One of the major things I was concerned about before I began publicly announcing this baby was my friends who I knew were actively trying to conceive (some their first child and others their second). I felt I had to tell them first, before even some of my family knew, because I knew how I would feel considering how long we had been trying to conceive. (By the way 2 of my friends that I felt needed to know first had both miscarried at least once, and I felt it would be cruel and unthoughtful to announce my pregnancy without them being notified first)  So the opportunity to tell my friend Dana came one day at church, we were just talking and I told her how much I liked her skirt, which she then told me was "roomy" and told me she was 7 weeks along. I told her, "Me too! I am 7 weeks also!" so that was incredibly awesome and perfect! We both were getting the baby we had hoped for, and better yet only days apart!

The next friend I needed to tell I was saved from telling because she announced it on Facebook before I could see her in person. She'd had at least one miscarriage I knew of, and I had felt it was important to tell her so she wouldn't feel blind-sided.

The third friend I told (Candace) we had tried and tried to take to lunch or dinner, but we both were so busy it never worked out! Finally when I was 10 weeks along she called me and told me she was expecting over the phone, and that she wanted to let me know before she went public with it for the same reasons I wanted to tell her too! And it turned out, she too was 10 weeks along and we are due within days of each other! That makes 2 of my friends that will be having mid/later month September babies! How awesome is that?!
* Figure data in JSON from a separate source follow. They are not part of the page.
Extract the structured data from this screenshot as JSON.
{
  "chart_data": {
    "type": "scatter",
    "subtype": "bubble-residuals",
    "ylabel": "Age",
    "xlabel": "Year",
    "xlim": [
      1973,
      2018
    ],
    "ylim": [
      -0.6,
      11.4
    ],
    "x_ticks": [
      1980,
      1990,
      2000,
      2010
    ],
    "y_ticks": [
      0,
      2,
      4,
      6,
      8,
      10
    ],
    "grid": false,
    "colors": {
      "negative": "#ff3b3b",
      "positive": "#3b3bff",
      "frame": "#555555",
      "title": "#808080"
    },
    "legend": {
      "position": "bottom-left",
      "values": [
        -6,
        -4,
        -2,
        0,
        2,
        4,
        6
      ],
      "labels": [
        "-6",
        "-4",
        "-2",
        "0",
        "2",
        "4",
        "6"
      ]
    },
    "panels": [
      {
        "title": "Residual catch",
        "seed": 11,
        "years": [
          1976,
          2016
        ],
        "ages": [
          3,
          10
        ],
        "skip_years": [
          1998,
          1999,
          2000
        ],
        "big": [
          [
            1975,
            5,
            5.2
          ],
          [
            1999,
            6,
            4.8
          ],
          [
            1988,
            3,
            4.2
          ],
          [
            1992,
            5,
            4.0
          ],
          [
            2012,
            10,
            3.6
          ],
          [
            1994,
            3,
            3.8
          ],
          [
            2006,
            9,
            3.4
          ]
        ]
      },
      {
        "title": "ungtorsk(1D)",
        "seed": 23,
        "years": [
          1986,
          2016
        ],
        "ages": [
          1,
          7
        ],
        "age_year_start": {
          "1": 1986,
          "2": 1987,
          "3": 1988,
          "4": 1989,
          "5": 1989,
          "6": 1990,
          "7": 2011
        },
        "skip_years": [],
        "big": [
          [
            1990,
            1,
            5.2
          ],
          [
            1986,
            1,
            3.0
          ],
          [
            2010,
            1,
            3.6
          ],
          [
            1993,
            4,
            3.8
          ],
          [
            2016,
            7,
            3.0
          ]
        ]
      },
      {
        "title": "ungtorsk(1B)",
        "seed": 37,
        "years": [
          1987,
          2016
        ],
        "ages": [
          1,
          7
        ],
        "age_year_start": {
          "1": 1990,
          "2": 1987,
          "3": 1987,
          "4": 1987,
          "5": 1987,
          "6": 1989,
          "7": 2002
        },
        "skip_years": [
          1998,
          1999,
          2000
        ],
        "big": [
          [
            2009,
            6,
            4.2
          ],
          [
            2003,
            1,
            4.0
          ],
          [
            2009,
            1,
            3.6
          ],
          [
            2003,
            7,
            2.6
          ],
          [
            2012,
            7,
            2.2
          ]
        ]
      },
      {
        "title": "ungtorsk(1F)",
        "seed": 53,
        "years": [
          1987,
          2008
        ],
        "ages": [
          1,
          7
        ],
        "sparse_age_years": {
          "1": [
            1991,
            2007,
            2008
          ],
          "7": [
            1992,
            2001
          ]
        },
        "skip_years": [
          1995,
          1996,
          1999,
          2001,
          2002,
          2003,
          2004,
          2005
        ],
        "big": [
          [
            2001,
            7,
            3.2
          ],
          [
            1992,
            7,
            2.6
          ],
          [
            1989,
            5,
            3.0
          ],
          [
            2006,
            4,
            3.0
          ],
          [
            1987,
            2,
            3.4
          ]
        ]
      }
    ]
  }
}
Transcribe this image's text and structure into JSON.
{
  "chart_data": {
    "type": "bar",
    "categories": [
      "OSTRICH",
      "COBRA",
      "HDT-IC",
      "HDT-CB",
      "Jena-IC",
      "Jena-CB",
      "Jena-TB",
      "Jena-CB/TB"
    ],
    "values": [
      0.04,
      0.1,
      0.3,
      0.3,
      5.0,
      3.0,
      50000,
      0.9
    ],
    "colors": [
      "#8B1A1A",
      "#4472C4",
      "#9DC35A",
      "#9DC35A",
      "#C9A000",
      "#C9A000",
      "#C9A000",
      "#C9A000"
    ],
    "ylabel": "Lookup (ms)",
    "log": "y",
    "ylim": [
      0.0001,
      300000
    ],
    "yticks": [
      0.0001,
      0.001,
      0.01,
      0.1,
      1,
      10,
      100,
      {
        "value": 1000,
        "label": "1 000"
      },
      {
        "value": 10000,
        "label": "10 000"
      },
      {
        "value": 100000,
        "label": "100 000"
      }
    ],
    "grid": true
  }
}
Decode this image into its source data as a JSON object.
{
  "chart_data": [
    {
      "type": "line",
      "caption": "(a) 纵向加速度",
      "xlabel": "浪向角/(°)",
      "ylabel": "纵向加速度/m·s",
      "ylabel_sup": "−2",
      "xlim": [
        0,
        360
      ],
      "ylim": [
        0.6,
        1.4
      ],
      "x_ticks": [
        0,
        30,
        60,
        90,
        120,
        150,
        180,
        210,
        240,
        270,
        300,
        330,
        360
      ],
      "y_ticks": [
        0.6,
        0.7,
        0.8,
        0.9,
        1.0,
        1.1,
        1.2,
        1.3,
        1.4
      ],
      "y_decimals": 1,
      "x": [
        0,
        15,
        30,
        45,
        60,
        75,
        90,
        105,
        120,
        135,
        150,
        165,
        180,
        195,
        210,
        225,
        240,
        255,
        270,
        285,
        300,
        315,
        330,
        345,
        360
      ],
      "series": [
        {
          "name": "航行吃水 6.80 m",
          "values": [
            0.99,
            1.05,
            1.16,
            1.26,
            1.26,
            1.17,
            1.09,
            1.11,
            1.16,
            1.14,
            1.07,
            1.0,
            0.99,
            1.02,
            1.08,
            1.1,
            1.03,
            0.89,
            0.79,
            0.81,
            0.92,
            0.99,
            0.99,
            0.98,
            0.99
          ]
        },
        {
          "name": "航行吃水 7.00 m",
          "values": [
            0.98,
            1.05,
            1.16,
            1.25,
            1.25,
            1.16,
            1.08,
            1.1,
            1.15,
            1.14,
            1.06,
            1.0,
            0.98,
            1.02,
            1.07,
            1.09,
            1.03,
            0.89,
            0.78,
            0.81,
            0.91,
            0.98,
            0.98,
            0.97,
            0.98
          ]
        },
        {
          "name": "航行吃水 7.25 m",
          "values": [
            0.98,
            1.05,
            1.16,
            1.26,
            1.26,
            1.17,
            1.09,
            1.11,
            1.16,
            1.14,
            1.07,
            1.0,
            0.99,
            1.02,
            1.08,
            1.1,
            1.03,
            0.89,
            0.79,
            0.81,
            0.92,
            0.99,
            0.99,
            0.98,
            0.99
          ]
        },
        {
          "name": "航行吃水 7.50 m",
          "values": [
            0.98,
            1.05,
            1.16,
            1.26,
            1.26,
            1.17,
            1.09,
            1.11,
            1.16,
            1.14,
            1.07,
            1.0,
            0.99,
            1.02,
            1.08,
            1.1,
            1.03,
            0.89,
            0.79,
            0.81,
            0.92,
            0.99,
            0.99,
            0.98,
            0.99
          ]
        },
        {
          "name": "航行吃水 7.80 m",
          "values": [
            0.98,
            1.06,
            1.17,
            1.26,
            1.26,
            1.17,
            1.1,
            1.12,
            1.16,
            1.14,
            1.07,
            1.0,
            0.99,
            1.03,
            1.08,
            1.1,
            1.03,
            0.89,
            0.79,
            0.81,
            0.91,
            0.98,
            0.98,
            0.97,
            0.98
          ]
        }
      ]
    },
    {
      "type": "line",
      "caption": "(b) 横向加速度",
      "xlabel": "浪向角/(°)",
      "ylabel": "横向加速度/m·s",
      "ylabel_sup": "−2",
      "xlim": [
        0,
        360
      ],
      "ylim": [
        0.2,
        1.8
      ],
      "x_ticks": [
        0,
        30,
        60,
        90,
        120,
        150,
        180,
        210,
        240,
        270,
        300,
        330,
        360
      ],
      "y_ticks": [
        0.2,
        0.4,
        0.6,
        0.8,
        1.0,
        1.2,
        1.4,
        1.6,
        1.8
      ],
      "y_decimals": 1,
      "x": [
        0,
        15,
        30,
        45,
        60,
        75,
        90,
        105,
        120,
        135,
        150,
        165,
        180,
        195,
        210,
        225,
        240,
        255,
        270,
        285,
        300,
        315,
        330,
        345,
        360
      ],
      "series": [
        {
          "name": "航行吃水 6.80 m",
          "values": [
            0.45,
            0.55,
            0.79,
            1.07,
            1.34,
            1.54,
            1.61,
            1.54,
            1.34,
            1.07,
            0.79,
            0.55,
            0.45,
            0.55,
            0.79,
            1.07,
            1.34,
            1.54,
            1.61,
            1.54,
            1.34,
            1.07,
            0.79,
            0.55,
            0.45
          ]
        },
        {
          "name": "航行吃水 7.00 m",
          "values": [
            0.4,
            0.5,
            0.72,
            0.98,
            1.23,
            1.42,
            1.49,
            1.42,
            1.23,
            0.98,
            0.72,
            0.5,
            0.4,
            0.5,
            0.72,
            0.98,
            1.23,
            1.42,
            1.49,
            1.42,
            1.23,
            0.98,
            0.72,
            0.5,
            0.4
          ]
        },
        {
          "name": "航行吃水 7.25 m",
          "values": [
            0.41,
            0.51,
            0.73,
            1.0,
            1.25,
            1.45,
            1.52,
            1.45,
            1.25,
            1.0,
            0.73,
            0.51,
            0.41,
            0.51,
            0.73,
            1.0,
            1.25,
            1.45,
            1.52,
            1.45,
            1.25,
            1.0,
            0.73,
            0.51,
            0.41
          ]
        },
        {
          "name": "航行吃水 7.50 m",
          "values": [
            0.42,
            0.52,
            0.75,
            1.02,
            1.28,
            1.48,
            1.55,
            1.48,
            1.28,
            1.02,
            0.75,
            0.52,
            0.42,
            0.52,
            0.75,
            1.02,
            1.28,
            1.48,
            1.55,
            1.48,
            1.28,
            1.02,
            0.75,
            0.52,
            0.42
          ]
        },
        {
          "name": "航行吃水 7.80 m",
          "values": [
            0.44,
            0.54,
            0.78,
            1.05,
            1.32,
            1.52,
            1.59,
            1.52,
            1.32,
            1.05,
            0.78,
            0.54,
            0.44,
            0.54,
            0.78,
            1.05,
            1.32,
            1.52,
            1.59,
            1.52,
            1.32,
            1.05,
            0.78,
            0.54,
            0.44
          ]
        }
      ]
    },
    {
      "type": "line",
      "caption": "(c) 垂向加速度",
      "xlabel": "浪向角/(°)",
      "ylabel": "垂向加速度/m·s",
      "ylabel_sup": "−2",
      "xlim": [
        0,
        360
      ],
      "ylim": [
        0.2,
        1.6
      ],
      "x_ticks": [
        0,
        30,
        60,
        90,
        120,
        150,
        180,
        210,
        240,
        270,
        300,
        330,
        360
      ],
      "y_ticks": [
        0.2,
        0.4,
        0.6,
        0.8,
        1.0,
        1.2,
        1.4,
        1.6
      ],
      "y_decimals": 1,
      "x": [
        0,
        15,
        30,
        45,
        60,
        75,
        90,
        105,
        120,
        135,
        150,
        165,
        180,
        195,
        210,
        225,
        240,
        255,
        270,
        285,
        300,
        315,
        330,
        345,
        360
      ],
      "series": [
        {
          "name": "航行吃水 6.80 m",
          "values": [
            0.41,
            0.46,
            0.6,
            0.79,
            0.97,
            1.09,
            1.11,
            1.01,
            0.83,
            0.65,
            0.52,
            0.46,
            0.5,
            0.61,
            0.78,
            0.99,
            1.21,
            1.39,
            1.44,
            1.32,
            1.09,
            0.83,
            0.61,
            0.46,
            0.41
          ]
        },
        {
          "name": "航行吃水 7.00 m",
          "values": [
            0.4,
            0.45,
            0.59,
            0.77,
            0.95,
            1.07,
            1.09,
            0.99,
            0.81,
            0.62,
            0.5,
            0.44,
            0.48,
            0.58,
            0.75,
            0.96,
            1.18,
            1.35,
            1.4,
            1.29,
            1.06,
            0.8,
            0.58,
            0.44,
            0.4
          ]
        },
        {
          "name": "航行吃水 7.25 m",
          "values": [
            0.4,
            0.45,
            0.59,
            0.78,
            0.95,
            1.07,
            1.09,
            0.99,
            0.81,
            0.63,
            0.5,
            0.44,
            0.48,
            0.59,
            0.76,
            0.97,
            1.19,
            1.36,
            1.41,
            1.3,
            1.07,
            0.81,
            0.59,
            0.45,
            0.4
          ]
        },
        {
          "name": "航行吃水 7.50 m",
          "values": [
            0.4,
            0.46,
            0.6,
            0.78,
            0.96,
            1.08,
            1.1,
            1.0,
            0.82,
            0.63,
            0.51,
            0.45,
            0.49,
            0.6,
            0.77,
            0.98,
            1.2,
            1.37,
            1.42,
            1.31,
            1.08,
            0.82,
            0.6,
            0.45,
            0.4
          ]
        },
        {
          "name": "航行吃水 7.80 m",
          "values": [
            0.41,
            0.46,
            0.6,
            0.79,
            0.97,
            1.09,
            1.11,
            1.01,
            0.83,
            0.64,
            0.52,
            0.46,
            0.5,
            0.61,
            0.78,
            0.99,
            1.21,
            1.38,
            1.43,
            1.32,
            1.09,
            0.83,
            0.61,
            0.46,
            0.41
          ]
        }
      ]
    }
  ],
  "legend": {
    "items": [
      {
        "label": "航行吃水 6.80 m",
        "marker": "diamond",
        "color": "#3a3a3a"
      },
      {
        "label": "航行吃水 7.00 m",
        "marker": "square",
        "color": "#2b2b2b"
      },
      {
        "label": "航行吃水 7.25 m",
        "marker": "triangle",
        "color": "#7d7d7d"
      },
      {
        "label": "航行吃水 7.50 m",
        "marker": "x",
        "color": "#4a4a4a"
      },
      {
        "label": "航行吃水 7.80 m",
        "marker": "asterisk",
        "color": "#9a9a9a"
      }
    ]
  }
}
God really has awesome timing, and it will be incredibly fun to have friends who are at the same stages (exactly) as I am throughout our entire pregnancies! 

03/01/2013

We had our first ultrasound and it was great! Baby has a heart rate of 165 and was exactly 11 weeks along (which moved my due date three days, but according to my BBT charts, exactly 11 weeks was precisely when I ovulated anyway, I could have told them, lol!) Here is a picture of the ultrasound:


03/13/2013

We had our first family pictures of just me, Mairéad and Mike last Friday morning, courtesy of my friend Heather. I had told here that we were intending to surprise Mairéad the news and try to capture the reaction she had that she was going to be a big sister. She'd been talking about babies, and even had told me how she would take care of one (smelling its diaper, singing to them, teaching them how to run, lol) and she had mentioned a few times how she wanted a baby. So I was hoping for a big reaction (like I'd seen with kids' pictures on Pinterest). Well she kind of just stood there, ha ha! We took a video of it though, so we do have her actual reaction documented. She did eventually ask us what the picture (ultrasound) was of. And where the baby's eyes were ;) And finally we asked her if she wanted a brother or a sister, and she replied, "Just a baby!", which we laughed and assured her she would be getting! And since then I had asked her what she wants for her birthday, and she told me, "A baby!" and I told her the baby would come after her birthday and after the fair.